That's also why one of the basic principles behind our new Campaign Organisers programme is teach the methodology. We don't really care exactly what you do with your local group, we just want to make sure it can help you achieve wonderful things with it.

Putting smart(phone) theory into practice.

Step 3 - you sort your apps out

Sooner or later, your group is going to want to do more than make calls, text their mums and send their mates artfully posed selfies. And they're gonna need apps for all of that.

Campaigns. Film screenings. Local issues. Parties. Global problems. Council consultations. Publicity stunts. Call 'em what you want - they're all activities groups choose or don't choose to do. And there are as many possibilities as there are apps in the Store, which explains while local groups represent so many different permutations on a basic model.

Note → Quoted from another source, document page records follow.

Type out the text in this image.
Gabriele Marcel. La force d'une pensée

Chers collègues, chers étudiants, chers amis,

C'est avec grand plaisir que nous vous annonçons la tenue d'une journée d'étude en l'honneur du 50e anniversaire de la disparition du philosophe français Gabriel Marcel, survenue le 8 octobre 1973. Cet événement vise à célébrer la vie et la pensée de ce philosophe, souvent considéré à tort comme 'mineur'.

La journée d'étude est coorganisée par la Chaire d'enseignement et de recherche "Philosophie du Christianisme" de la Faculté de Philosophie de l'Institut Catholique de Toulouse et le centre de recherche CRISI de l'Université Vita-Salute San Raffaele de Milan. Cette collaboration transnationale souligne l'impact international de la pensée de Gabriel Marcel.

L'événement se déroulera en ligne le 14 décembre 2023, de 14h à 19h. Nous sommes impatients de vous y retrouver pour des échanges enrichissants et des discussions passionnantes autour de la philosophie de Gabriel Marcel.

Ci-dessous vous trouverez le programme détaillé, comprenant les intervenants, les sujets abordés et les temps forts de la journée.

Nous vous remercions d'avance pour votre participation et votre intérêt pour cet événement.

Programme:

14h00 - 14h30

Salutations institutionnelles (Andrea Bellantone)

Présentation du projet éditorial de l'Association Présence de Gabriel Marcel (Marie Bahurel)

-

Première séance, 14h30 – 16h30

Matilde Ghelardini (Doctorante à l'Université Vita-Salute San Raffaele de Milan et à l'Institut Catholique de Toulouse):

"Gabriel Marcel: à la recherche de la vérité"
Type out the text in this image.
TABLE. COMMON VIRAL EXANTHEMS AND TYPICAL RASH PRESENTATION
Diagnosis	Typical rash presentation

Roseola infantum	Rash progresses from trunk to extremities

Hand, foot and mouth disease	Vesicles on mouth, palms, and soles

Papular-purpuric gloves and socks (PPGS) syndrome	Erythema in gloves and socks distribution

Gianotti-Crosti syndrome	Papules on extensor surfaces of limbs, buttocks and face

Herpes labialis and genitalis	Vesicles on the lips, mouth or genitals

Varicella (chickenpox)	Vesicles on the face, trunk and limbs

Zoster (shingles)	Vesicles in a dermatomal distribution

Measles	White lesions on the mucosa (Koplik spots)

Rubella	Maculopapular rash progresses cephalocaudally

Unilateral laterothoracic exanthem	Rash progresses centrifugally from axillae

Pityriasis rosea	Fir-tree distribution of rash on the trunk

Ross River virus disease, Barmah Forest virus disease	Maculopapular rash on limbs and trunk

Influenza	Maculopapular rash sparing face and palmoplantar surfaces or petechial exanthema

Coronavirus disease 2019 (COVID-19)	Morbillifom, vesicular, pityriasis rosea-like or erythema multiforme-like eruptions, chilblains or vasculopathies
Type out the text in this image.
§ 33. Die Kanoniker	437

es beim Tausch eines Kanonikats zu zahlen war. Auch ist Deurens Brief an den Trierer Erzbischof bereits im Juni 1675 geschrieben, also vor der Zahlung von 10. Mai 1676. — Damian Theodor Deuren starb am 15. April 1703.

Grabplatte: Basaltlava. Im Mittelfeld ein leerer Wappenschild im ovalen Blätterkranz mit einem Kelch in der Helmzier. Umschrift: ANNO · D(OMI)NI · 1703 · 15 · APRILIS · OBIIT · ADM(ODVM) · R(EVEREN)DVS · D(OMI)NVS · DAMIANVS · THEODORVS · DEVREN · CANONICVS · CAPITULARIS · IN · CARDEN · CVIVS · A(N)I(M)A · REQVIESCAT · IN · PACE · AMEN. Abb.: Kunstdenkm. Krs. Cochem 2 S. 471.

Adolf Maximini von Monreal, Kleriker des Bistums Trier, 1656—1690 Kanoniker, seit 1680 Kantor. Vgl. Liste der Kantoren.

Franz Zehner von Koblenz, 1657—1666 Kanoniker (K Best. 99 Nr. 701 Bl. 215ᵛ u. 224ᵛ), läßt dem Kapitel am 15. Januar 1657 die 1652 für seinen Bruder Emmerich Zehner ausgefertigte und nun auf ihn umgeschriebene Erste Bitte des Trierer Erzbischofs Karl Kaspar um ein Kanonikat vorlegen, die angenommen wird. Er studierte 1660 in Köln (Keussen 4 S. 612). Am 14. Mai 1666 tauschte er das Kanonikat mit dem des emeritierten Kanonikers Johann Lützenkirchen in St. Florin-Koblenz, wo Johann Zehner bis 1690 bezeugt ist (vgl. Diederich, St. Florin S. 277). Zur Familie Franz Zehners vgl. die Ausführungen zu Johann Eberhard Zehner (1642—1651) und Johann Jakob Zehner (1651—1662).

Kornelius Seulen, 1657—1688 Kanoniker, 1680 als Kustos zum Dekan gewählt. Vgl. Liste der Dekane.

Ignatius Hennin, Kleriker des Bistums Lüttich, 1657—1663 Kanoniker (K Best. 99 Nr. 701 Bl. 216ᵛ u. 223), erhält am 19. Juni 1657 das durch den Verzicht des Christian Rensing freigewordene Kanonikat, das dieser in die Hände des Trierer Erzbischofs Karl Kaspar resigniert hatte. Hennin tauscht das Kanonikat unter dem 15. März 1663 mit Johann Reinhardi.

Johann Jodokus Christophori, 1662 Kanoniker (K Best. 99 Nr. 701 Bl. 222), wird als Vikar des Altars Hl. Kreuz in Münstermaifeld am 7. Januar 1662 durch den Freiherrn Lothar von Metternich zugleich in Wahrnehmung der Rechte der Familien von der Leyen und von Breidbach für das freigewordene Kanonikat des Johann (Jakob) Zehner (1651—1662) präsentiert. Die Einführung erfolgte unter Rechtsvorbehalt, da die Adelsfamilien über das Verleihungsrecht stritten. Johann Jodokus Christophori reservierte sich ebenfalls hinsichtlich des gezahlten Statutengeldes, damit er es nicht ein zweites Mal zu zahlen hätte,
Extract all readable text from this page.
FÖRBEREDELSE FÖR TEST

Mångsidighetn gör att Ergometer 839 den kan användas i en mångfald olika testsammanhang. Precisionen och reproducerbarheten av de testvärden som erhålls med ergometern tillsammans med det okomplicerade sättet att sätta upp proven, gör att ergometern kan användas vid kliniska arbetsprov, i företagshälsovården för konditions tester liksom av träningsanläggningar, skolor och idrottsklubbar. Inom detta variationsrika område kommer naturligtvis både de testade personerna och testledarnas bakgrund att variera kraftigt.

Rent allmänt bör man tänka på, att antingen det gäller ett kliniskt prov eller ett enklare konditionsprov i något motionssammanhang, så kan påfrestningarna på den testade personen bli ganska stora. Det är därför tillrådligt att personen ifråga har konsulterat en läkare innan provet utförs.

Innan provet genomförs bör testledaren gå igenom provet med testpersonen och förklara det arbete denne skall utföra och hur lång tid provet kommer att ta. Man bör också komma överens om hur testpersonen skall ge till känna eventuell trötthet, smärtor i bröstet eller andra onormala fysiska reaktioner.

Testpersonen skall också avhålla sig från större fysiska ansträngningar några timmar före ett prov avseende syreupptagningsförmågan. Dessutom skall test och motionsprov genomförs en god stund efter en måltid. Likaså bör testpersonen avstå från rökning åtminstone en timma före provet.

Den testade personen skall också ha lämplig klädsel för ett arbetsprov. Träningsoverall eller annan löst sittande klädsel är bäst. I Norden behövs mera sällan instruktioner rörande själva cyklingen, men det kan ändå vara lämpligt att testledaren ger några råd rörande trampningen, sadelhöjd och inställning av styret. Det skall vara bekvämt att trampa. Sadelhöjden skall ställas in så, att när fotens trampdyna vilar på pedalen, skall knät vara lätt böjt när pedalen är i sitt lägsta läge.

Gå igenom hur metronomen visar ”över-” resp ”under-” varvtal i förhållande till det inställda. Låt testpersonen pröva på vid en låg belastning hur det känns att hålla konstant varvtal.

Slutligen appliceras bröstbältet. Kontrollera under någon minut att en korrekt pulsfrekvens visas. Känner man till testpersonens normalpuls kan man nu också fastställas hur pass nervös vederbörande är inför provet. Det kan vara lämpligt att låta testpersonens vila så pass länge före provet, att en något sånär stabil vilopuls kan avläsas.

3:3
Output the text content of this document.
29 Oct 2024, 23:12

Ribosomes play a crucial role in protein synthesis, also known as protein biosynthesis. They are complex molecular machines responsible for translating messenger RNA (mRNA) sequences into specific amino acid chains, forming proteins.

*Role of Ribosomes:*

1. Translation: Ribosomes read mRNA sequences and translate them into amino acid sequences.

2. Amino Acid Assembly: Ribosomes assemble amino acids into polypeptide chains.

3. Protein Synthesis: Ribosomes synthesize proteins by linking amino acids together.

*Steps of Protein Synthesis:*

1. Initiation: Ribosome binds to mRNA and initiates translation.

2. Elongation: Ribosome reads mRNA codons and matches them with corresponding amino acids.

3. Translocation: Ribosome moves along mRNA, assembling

And just like apps, campaigning and organizing is a meritocracy. People develop and share their own ideas from every quarter and, y'know what, the good ones get used. 

And us? We support and facilitate that choice, giving the best a boost as well as developing our own ideas in house.

Does your local group have too many apps? 

Of course, it is possible to download so many apps that you lose sight of what your phone is actually for. It can allow you to watch the final scores while your brother is getting married (or even while you're getting married) but at the core it's meant to be a social device, not an anti-social one.

And so it is with local groups - we risk having so many campaigns, issues or activities you're committed to that we neglect to pay attention to the social ecology of the group. Such groups burn out; reduce the number of meetings; become more of a closed circle, harder for newcomers to enter.

Alternatively, does your group have the equivalent of a Gangnam Style ringtone? Something which actively deters people from listening and getting on board?

If so, don't worry: you can delete apps. Play Angry Birds less, phone more. You can stop doing things which don't help your group, and just because you used to do something doesn't mean you still have to do it

You can simplify, focus on the basic design again, receive help and support. You can get back to the group itself.